Use Cloudwatch and Trusted Advisor to monitor costs
Trusted Advisor and CloudWatch are monitoring and management tools to access your instance metrics. Based on the data collected, you can assess your workloads and scale your instance size up or down.
AWS Trusted Advisor is an online tool that provides you real time guidance to help you provision your resources following AWS best practices. Trusted Advisor checks help optimize your AWS infrastructure, increase security and performance, reduce your overall costs, and monitor service limits.
AWS CloudWatch provides you with data and actionable insights to monitor your applications, respond to system-wide performance changes, optimize resource utilization, and get a unified view of operational health.
Use Auto Scaling to align your resources with demand
One of the key benefits of cloud computing is the ability to align your resources with customer demand. To handle variable demand or sudden traffic spikes, you can design dynamically for capacity by using Auto Scaling — adding additional resources only when required and turning them off when they are no longer needed.

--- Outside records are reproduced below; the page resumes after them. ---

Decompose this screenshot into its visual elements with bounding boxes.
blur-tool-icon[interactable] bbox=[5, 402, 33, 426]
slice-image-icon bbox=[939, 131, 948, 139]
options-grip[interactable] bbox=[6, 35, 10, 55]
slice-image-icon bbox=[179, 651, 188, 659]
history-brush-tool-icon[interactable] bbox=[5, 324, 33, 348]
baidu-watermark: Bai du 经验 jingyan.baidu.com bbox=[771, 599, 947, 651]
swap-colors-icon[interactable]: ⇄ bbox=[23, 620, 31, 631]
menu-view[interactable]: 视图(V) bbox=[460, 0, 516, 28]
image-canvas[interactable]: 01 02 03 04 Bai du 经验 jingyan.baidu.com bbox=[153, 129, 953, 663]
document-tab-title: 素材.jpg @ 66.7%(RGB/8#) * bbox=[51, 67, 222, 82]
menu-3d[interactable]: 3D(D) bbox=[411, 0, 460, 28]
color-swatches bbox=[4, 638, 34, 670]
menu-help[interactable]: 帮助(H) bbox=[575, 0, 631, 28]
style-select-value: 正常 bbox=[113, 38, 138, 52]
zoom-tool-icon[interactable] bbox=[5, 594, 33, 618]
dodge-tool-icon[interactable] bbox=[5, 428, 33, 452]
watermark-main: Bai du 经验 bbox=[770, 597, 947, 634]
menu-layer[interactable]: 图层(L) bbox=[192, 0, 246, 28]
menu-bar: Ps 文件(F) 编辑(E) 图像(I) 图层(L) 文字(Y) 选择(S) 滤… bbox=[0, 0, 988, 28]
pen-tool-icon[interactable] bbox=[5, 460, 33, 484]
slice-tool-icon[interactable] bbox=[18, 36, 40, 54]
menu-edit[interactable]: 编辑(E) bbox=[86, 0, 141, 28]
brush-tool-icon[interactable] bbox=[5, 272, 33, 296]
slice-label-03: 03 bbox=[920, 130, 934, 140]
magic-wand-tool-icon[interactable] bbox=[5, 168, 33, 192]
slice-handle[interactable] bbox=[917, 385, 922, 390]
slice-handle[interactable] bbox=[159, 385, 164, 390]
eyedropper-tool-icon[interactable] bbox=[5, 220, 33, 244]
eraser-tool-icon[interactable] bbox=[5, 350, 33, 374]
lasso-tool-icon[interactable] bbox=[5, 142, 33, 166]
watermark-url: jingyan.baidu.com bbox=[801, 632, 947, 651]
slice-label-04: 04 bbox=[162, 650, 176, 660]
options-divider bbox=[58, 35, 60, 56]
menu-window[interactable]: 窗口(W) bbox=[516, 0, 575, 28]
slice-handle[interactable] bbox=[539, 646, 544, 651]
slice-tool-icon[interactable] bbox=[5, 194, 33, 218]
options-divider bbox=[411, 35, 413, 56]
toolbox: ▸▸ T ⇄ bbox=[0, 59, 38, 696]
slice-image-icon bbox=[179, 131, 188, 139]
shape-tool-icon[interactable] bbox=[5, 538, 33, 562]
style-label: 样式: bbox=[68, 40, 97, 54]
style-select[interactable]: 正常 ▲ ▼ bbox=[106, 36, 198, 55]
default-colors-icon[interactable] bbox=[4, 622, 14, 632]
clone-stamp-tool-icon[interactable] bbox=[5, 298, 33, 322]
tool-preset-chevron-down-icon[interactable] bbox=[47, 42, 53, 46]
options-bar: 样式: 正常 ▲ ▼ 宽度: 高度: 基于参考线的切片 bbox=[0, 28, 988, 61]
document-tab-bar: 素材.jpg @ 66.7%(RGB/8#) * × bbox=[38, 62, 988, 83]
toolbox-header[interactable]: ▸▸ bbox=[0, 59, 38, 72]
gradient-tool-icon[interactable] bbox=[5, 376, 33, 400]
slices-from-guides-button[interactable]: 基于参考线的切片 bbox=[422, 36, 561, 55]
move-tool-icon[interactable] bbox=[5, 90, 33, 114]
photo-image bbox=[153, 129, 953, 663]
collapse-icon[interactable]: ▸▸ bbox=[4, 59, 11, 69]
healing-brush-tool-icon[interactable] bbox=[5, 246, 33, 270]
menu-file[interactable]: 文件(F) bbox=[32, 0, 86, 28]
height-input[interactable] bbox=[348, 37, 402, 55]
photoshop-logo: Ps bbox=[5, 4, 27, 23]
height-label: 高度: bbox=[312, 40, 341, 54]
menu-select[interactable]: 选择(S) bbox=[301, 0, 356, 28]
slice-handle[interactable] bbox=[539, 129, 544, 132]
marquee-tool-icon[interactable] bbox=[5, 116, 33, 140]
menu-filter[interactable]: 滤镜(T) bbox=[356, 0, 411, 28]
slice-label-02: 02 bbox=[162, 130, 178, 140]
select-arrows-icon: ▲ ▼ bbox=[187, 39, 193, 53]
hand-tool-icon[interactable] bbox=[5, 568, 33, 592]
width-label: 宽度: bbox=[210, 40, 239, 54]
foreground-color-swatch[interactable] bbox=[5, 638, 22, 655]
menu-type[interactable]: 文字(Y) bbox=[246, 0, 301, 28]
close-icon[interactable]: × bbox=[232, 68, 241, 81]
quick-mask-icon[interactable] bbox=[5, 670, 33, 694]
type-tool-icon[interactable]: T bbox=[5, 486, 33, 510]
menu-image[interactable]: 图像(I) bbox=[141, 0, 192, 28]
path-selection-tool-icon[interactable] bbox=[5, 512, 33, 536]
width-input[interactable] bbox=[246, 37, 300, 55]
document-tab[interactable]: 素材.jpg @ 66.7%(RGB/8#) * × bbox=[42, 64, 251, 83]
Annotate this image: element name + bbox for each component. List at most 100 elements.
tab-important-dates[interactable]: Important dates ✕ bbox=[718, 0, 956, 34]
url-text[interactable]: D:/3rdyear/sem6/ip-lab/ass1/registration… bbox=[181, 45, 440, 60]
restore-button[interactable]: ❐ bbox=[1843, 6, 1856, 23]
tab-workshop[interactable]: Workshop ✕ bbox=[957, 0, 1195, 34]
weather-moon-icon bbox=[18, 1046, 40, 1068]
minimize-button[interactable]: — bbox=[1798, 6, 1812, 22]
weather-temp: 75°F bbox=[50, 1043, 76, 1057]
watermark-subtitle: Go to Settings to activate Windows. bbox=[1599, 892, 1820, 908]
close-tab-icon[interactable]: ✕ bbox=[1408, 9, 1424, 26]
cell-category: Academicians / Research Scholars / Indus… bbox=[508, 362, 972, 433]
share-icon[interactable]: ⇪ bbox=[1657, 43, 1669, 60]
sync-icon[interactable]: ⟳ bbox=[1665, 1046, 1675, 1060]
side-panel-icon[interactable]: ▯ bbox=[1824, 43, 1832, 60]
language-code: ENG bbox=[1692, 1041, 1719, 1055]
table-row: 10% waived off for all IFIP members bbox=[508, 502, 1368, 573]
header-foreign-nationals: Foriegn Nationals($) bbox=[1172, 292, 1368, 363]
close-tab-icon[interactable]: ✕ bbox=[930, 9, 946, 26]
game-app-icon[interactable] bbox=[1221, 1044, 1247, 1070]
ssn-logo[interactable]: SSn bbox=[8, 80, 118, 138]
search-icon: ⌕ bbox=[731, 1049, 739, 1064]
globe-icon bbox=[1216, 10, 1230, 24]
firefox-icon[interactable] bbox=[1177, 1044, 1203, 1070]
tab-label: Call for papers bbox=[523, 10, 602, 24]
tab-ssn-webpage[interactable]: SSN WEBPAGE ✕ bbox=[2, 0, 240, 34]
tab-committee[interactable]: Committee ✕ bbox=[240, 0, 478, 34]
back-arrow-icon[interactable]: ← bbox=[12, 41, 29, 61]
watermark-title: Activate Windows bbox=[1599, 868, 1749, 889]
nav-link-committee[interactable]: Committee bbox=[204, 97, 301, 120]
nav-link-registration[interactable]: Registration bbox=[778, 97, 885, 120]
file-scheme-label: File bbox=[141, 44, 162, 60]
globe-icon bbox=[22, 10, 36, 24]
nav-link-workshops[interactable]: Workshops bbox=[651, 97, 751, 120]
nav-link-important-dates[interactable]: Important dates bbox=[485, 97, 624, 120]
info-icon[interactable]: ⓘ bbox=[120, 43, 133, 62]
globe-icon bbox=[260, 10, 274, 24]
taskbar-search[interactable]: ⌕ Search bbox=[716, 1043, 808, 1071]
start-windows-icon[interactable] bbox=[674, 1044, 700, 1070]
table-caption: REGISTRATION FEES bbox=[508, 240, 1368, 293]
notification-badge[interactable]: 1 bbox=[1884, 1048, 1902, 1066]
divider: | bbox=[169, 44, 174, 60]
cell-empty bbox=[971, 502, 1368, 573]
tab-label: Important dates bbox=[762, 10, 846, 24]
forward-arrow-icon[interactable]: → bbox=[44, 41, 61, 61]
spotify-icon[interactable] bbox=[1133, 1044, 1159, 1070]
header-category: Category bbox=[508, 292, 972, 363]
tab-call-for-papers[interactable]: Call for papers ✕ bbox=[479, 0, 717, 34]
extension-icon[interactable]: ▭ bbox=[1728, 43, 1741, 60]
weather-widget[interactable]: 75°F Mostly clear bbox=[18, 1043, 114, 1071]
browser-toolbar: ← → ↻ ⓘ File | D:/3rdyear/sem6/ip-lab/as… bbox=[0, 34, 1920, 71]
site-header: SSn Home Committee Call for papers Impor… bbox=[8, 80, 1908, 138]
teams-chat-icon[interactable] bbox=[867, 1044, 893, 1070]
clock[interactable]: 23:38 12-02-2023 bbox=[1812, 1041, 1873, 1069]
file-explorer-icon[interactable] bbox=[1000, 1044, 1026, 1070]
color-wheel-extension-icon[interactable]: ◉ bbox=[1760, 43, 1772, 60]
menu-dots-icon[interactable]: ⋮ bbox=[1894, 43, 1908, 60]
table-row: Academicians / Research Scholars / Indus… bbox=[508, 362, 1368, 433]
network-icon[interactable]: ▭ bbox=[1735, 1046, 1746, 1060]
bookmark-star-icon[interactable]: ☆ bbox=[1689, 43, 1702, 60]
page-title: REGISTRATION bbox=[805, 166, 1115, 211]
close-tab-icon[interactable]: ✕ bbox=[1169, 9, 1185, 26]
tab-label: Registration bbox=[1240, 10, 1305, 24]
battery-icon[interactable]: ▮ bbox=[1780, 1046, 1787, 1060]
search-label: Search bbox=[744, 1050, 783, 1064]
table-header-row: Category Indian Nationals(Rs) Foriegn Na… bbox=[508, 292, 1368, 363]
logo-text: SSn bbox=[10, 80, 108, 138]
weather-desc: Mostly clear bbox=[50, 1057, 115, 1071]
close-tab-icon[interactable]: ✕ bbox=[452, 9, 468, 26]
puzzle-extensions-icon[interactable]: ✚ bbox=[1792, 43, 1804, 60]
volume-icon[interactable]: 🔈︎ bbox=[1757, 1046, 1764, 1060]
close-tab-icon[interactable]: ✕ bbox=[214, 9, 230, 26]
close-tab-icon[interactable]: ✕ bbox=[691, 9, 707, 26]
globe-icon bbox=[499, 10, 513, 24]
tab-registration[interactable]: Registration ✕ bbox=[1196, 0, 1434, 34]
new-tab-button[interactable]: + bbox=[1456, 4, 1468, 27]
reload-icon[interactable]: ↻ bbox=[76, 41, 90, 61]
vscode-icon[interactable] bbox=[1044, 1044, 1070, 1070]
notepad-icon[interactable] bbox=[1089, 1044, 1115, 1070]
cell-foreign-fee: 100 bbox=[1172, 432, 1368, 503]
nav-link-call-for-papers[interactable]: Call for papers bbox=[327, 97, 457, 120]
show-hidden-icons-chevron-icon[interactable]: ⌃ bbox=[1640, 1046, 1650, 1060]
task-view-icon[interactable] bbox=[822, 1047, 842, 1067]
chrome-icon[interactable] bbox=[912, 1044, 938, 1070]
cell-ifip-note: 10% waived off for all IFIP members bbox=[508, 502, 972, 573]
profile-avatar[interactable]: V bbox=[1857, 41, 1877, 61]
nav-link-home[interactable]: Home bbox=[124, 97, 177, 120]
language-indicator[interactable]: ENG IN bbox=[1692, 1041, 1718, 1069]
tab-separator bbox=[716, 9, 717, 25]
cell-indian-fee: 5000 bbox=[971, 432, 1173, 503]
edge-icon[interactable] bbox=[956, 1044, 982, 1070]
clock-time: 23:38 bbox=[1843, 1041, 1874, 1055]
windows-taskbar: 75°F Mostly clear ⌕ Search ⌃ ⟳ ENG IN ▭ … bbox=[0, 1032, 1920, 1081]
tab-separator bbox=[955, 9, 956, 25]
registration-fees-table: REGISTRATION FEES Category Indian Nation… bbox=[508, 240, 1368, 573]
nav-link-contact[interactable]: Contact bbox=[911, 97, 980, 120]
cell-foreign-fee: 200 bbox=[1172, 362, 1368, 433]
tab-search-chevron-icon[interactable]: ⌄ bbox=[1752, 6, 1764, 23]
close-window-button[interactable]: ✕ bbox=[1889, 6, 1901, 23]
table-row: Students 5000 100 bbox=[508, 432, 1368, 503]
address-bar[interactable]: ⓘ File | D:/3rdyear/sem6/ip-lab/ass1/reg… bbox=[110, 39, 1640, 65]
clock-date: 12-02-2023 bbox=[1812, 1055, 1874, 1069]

The benefit of applying Auto Scaling to your application’s architecture isn’t just limited to better cost management. The services also enables you to detect when an instance is unhealthy, and then automatically terminate the instance and relaunch a new version.
Consolidated Billing provides cost savings
Consolidated Billing consolidates payment for multiple Amazon Web Services (AWS) accounts within your company by designating a single paying account. Consolidated Billing enables you to see a combined view of AWS costs incurred by all accounts in your department or company, as well as obtain a detailed cost report for each individual AWS account associated with your paying account. Consolidated Billing may also lower your overall costs since the rolled up usage across all of your accounts could help you reach lower-priced volume tiers more quickly.
Take advantage of Reserved and Spot Instances
Reserved instances
Unlike on-demand instances, a Reserved Instance is a 1 or 3-year commitment to purchasing a reservation of capacity in exchange for a significantly lower hourly rate. By using Reserved Instances, you can save up to 75% over equivalent on-demand capacity. And don’t worry — if you buy a RI and you don’t need it, you can sell it back or buy a shorter duration version in the reserved instance marketplace.
Spot Instances
Amazon EC2 Spot Instances let you take advantage of unused EC2 capacity in the AWS cloud. Spot Instances are available at up to a 90% discount compared to On-Demand prices. You can use Spot Instances for various stateless, fault-tolerant, or flexible applications such as big data, containerized workloads, CI/CD, web servers, high-performance computing (HPC), and test & development workloads.